Boeing wants to buy back the company that builds the body of its troubled Max planes
By Chris Isidore and Gregory Wallace, CNN
New York (CNN) — Boeing said it is in talks to buy Spirit AeroSystems, a major supplier that was part of Boeing until a 2005 sale and one that was also involved in an Alaska Airlines mid-air door plug blowout.
Negotiations were first reported earlier Friday by the Wall Street Journal and Seattle Times. Spirit shares soared 15% in trading Friday on the reports. But shares had been down 10% from the time of the Alaska Air incident in early January through Thursday’s close, and down 70% since a March 2019 fatal crash of a Boeing 737 Max , which led to a 20-month grounding of the jet.
Boeing sold Spirit in 2005, receiving $900 million in cash for the sale. Wichita, Kansas-based Spirit AeroSystems makes major parts of several Boeing models, including the fuselages for the 737 Max. The parts are then shipped to Boeing’s factory in Washington state via rail.
“We believe that the reintegration of Boeing and Spirit AeroSystems’ manufacturing operations would further strengthen aviation safety, improve quality and serve the interests of our customers, employees, and shareholders,” Boeing said in a statement late Friday. ”Although there can be no assurance that we will be able to reach an agreement, we are committed to finding ways to continue to improve the safety and quality of the airplanes on which millions of people depend each and every day.”
Spirit has had its own series of quality control issues in recent years. The problems had become serious enough that Boeing had agreed to give it more money to try to improve Spirit’s quality and reliability issues there hurting Boeing’s own output. The payments came to an extra $60 million in revenue last year and $395 million in 2024 and 2025.
Those payments are an indication of Boeing’s motivation for a deal for Spirit. It can’t return to profitability itself unless problems at Spirit are also fixed. And it’s going to cost Boeing money to fix those problems, whether it is the largest customer, or the owner, of those operations.
About $3.9 billion of Spirit AeroSystems’ revenue last year came from Boeing, making up about 64% of its overall revenue. Boeing rival Airbus is Spirit’s second largest customer. It is unlikely that Boeing would be able hold onto that part of the business were it to reacquire Spirit.
Spirit’s market cap at the close of trading Friday, after shares had been lifted by the reports of a possible deal, stood at $3.7 billion, or just slightly less than what Boeing paid Spirit last year as its major supplier.
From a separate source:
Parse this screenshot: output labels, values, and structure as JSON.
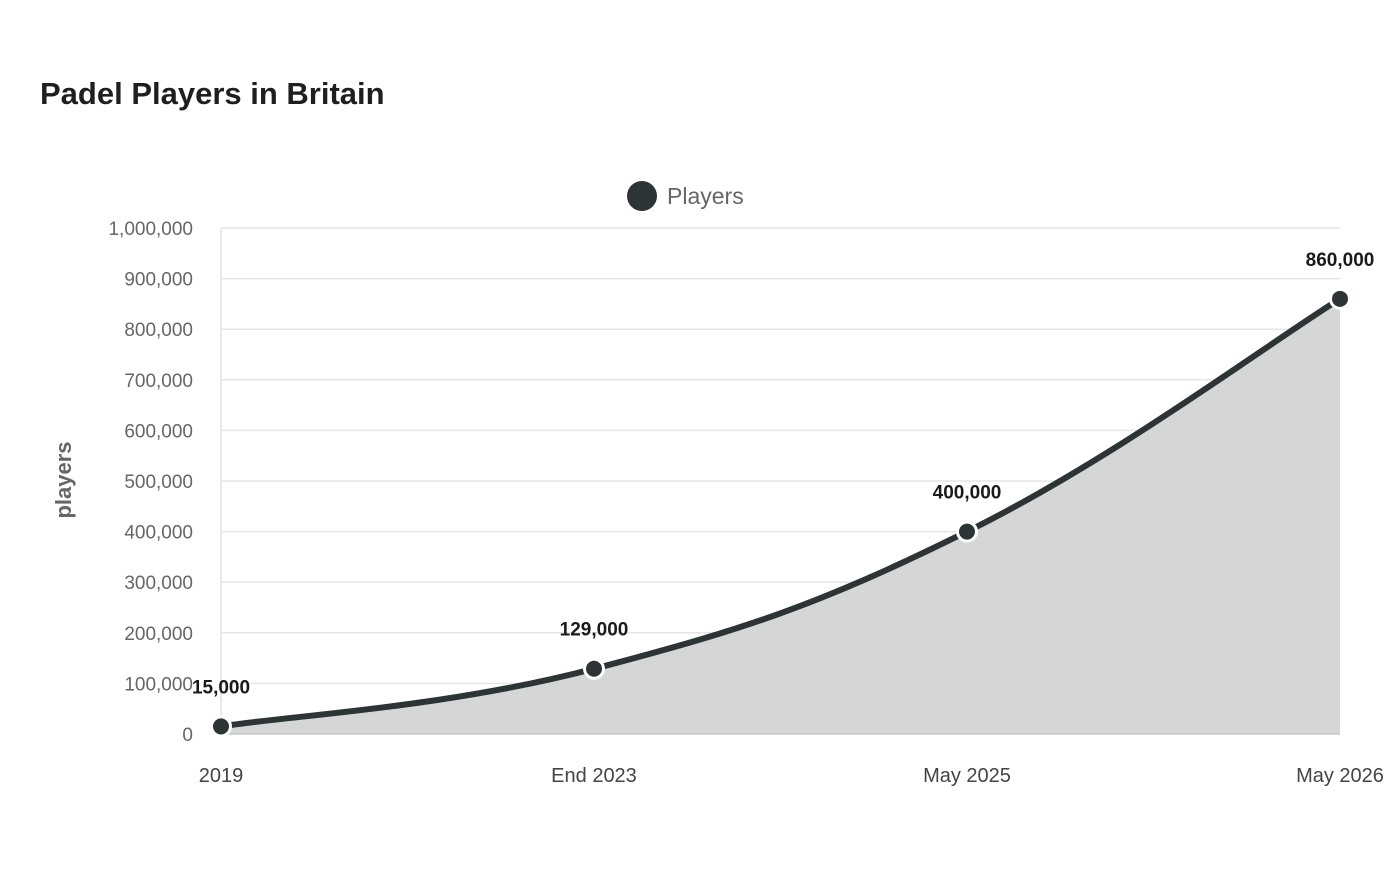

But after five years of net losses totaling $31.5 billion, Boeing ended 2023 with only $12.7 billion on its balance sheet, down from $14.6 billion the year before.
An initial report from the National Transportation Safety Board on the January incident with the door plug blowing out aboard the Alaska Air flight found that the jet had left Boeing’s factory in October with four bolts missing that were needed to keep it in place.
But the reason that the door plug, and the missing bolts, were removed by Boeing was that the fuselage arrived at Boeing’s factory with problems with five rivets that had been done by Spirit AeroSystems. So even if Boeing was ultimately responsible for the problem, quality issues at Spirit may have also played a part.
The NTSB has yet to assess blame for the incident.
But the bolts have been just one of a series of quality issues at Spirit AeroSystems in recent years. Fuselages have been delivered to Boeing with work still needing to be done on them, which caused what is known as “out-of-sequence” work, which may have caused some of Boeing’s own quality issues.
In 2023 it used a “non-standard manufacturing process” when joining parts of the fuselages, causing a halt in deliveries of 737 Max jets. And just a month ago, a Spirit employee notified Boeing that two holes may not have been drilled exactly to Boeing’s requirements, which required Boeing to rework about 50 planes that had not yet been delivered.
This story was updated with additional reporting and context.